Yes, that is possible. Various medical conditions (e.g., PCOS), and/or intersex variations, can mean that a woman’s hormones produce the extra secondary sexual characteristic of facial hair that can rival or beat that of some men’s attempts to grow a lumbersexual beard. Most would shave continually, indeed Schwarz did for 17 years. A rare few like Little Bear or Balpreet Kaur embrace the difference and are part of humanity’s out-and-proud diversity.

“I don’t need to perpetuate an idea that having being female-bodied and bearded is WRONG, as it is not.  I am beautiful as I am.” – Little Bear Schwarz

Standing Out from the Crowd

But difference marks one out for mostly unwanted attention – abuse, curiosity, investigation, fetishisation, exclusion, or intervention and normalisation.

If you are different, othered by birth, choice, or accident, in some way, going unnoticed is not an option, there is no radar to fly under, you are under constant view and scrutiny.

“How do I assert that no one who chooses to live out loud is “asking for it?” Catcalling, entitlement, and body shaming exist among all people and to all genders. However, there is an expectation among people like me whose appearance is deemed “othered.”” – Lil Bear Schwarz

Fetish, Kink and Body Shaming

Little Beardy Bear Schwarz via Twitter, Fetish, Bearded Lady, Kink
Little Beardy Bear Schwarz via Twitter

Schwarz says with bucket-loads of self-respect that:

“If all you can do is reduce me down to one small aspect so you can add me to your fetish collection, it is YOUR LOSS, because you are missing out on all the other things that make me beautiful.”

At the same time as Schwarz not wanting to be body-shamed, nor do they kink-shame, as they clarify on Twitter:

On Labels and Definition

Whilst labels can be limiting, they can also be liberating. These are just some of the other words that Little Bear uses to describe, but not necessarily to define, themselves by:

“Bearded Lady, sideshow performer with Wreckless Freeks, opera/showtune singer & fan, writer, editor, spoken word artist, poly/pan, NB, SJW, and casual chef.”

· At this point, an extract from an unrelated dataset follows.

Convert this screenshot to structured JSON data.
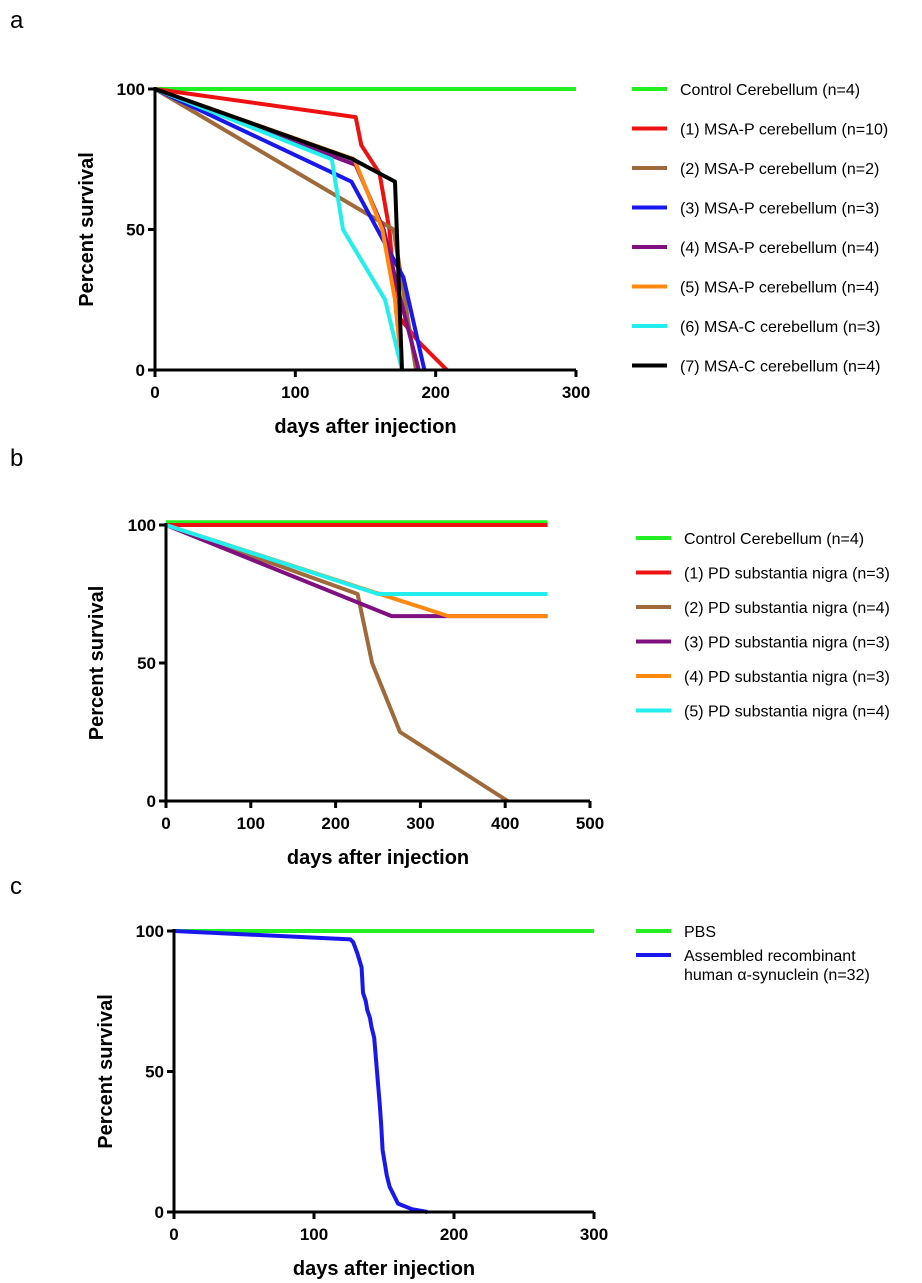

GenderQueer and Gender-full

Another word they use is “GenderQueer” or the fabulous “genderful” to describe their male-female blend, fluidity and, when performing, their focus on a part of the gender spectrum.

“Being both genderqueer and being billed as a “bearded lady” presents no conflict to me because it is not as much inaccurate as it is just incomplete.  My gender identity is what I call “genderful” – a blend of masculine & female elements and everything in between.

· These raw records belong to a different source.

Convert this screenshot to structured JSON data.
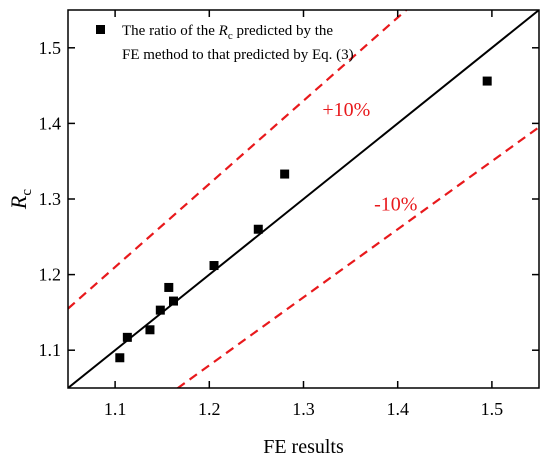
{
  "chart_data": {
    "type": "scatter",
    "xlabel": "FE results",
    "ylabel": {
      "main": "R",
      "sub": "c"
    },
    "xlim": [
      1.05,
      1.55
    ],
    "ylim": [
      1.05,
      1.55
    ],
    "xticks": [
      "1.1",
      "1.2",
      "1.3",
      "1.4",
      "1.5"
    ],
    "yticks": [
      "1.1",
      "1.2",
      "1.3",
      "1.4",
      "1.5"
    ],
    "grid": false,
    "legend": {
      "placement": "top-left",
      "line1": {
        "pre": "The ratio of the ",
        "main": "R",
        "sub": "c",
        "post": " predicted by the"
      },
      "line2": "FE method to that predicted by Eq. (3)"
    },
    "points": [
      {
        "x": 1.105,
        "y": 1.09
      },
      {
        "x": 1.113,
        "y": 1.117
      },
      {
        "x": 1.137,
        "y": 1.127
      },
      {
        "x": 1.148,
        "y": 1.153
      },
      {
        "x": 1.157,
        "y": 1.183
      },
      {
        "x": 1.162,
        "y": 1.165
      },
      {
        "x": 1.205,
        "y": 1.212
      },
      {
        "x": 1.252,
        "y": 1.26
      },
      {
        "x": 1.28,
        "y": 1.333
      },
      {
        "x": 1.495,
        "y": 1.456
      }
    ],
    "reference_lines": [
      {
        "kind": "y=x",
        "slope": 1.0,
        "color": "#000000",
        "dash": false
      },
      {
        "kind": "+10%",
        "slope": 1.1,
        "color": "#e8191c",
        "dash": true
      },
      {
        "kind": "-10%",
        "slope": 0.9,
        "color": "#e8191c",
        "dash": true
      }
    ],
    "annotations": [
      {
        "text": "+10%",
        "x": 1.32,
        "y": 1.41,
        "color": "#e8191c"
      },
      {
        "text": "-10%",
        "x": 1.375,
        "y": 1.285,
        "color": "#e8191c"
      }
    ],
    "marker_color": "#000000"
  }
}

Little Beardy Bear Schwarz via Twitter
Little Beardy Bear Schwarz via Twitter

See the full, pulling no punches, personal blog post by Lil Bear Schwarz on Ravishly, whose tagline is “There’s no wrong way to be a woman”. If you want to follow Little Bear more, having read their post and for all the right reasons, then they are on Twitter @LilBeardyBear and Facebook.

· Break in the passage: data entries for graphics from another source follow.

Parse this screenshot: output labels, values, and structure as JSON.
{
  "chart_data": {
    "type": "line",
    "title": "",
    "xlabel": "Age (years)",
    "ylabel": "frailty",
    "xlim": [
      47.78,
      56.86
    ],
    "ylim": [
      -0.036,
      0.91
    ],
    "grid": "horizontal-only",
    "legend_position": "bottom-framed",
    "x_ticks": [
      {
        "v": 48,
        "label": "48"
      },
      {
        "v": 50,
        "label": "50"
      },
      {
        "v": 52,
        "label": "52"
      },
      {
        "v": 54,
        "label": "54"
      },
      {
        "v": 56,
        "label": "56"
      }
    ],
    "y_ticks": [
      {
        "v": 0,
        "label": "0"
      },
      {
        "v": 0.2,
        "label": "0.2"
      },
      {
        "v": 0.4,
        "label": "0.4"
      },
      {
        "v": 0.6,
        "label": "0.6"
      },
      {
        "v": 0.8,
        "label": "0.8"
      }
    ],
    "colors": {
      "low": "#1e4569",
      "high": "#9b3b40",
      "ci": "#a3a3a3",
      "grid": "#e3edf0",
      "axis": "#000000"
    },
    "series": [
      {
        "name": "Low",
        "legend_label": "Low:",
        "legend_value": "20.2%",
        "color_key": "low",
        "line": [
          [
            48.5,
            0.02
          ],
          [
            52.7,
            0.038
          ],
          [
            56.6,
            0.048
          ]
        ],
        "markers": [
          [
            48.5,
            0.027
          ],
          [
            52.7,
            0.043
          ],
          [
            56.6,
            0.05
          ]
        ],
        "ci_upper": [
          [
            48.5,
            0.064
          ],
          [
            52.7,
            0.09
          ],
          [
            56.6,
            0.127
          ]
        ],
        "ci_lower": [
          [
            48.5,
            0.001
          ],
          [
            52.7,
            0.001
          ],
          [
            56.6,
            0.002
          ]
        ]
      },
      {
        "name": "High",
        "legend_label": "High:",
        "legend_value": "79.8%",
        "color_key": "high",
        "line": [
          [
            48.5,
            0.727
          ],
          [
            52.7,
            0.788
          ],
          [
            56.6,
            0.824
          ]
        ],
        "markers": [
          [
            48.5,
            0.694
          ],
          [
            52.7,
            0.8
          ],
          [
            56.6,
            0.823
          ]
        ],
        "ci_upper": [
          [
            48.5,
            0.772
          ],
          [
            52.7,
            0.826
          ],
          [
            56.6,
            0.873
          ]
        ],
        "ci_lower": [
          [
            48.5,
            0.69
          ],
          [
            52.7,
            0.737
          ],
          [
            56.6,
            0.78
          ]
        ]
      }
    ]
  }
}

Loving yourself for who you are and how you look become even more vital to self worth and survival if you stand out in a crowd, in a non-stereotypically beautiful way. It is, in the end, the only route to self-confidence and happiness, and the best way to guarantee that anyone you choose to be with is with you for you, because you don’t need their affirmation, it is just the icing on the cake of self-love and self-respect. Genderqueer beard, beautiful person, and all.